I ve been developing with Elixir for about a year now, coming from many years of imperative programming, it is refreshing to do some distributed functional code and see the code coming together quickly. I’ve done some Erlang a while back however, so even if I know about Processes and nice BEAM things, this question is about the functional aspects of elixir, specifically Streams.

In the docs for Stream.uniq/1 it is mentioned

Keep in mind that, in order to know if an element is unique or not, this function needs to store all unique values emitted by the stream. Therefore, if the stream is infinite, the number of elements stored will grow infinitely, never being garbage-collected.

I am currently trying to write a version of uniq/1 that works on a monotone stream, that doesn’t suffer from this problem, since uniq/1 will need to keep only the last element in the accumulator for comparison.
During this process, I tried to replicate this memory issue with Stream.uniq/1 in a (modified) GenStage.Steamer in order to call Process.info on it to get memory usage, while getting elements from the stream one at a time.

The documentation makes perfect sense, but I was so far unable to do replicate the problem as described in the documentation… I am guessing various optimization during compilation are turning my attempt at an infinite stream into a finite one… or forcing garbage collection fixed the issue in my specific test case… or is Stream.uniq automagically doing the right thing if the stream is monotonous ?

So: Is anyone aware of some code somewhere, that demonstrate that memory problem with uniq/1 on an infinite Stream ? if possible something isolated and easy to test with various kinds of Streams ?

Maybe I am going at this the wrong way, and a previous attempt could enlighten my perspective on the topic…

Thanks a lot !

Hey @asmodehn can you show the code you’re running?

If you look at the sourcecode for Stream.uniq you end up over here elixir/lib/elixir/lib/stream/reducers.ex at 0909940b04a3e22c9ea4fedafa2aac349717011c · elixir-lang/elixir · GitHub and you can see that for each value it’s simply doing Map.put(acc, value, true). For each value it adds an item to a map. If there are infinite different values then the map will grow infinitely large.

For your purposes though I think you could use Stream.transform

stream
|> Stream.transform(0, fn item, largest_prev_value ->
  if item.value > largest_prev_value do
    {[item], item.value}
  else
    {[], largest_prev_value}
  end
end)

This is only a sketch because I don’t know the shape of your data, but I’m assuming that by “monotone” you mean that for each item there is a value you can extract and use to judge whether you’ve received something of that value before.

Hi @benwilson512 and thanks for the transform idea.
I reached for that for a naive case, but not for the strict case…
I’m not entirely sure of what returning [] would do, I guess I shall give it a spin…

Indeed by monotone, I mean always increasing or decreasing values, so for each value I can judge if I should drop it or not.
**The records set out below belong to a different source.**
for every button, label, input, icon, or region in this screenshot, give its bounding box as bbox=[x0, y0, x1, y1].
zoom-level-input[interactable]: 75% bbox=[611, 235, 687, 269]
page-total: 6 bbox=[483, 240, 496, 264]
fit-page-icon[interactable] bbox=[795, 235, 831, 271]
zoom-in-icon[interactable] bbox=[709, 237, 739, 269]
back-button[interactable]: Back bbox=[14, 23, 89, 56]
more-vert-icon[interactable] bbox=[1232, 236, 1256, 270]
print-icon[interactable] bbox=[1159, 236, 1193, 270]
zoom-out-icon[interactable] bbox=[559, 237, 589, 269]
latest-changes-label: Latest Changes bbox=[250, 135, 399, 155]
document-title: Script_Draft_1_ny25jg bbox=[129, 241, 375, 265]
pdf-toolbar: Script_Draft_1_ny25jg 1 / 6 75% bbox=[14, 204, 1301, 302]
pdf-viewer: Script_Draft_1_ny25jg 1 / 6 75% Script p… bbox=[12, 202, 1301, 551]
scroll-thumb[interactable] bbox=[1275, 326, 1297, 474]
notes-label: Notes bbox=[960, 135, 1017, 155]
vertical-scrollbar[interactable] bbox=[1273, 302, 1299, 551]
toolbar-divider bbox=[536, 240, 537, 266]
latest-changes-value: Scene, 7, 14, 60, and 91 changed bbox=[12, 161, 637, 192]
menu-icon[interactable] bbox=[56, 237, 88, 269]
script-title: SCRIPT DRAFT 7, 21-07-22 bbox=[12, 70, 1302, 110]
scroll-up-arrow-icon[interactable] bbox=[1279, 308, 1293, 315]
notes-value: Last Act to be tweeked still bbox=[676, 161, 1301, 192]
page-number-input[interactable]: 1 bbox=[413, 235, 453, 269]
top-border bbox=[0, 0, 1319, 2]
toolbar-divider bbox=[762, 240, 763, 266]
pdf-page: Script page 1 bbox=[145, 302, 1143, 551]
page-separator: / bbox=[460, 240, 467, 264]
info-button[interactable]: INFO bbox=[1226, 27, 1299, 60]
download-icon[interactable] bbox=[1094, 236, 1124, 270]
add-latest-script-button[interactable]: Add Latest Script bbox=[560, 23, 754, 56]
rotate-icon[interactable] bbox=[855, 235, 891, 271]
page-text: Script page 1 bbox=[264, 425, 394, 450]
I am working with integer clocks (unix timestamps from various servers), so I expect time to only go one way, and just drop values when it is not the case…

The non-strict case seemed quite simple, via Steam.transform/3 as you pointed out: xest/monotone.ex at f2655aec6e4459748b81f6ac19174da5a1c9941f · asmodehn/xest · GitHub

However for the strict case, I want to drop values and keep going, on the stream, while still being able to compare to determine if the next one should be dropped or not. So I dived into uniq/2 that does something similar, and the plan was to modify it in order to compare only with the last value to avoid that memory problem… but I might have dug myself into a hole deeper than expected :slight_smile:

The code is very rough, and I am playing with things I do not fully understand yet. It s not really usable and I m probably going at it in unexpected ways…

But anyway if it helps to understand what I m trying to accomplish here:

Anyway I ll keep digging and report here if I find something interesting… Maybe I can extract something useful in another repo at some point in the future…

Cheers!

This sounds really close to what Stream.dedup/1 is doing, have you considered it?

1 Like

Ah ! Thanks !

Indeed, since I am working with already sorted stream (from the non-strict case), dedup will work nice, I don’t need to use uniq… Seems I overlooked it.

Well, this allows me to side-step the problem of caring about memory entirely at this point, and I saw that Map had different implementations depending on the size, so better if I don’t dive too deep at this point.

Even if it doesn’t satisfy my thirst for knowledge, I still have lots of work to do with Streams, so I guess I ll post again sometime…

Thanks for the help everyone.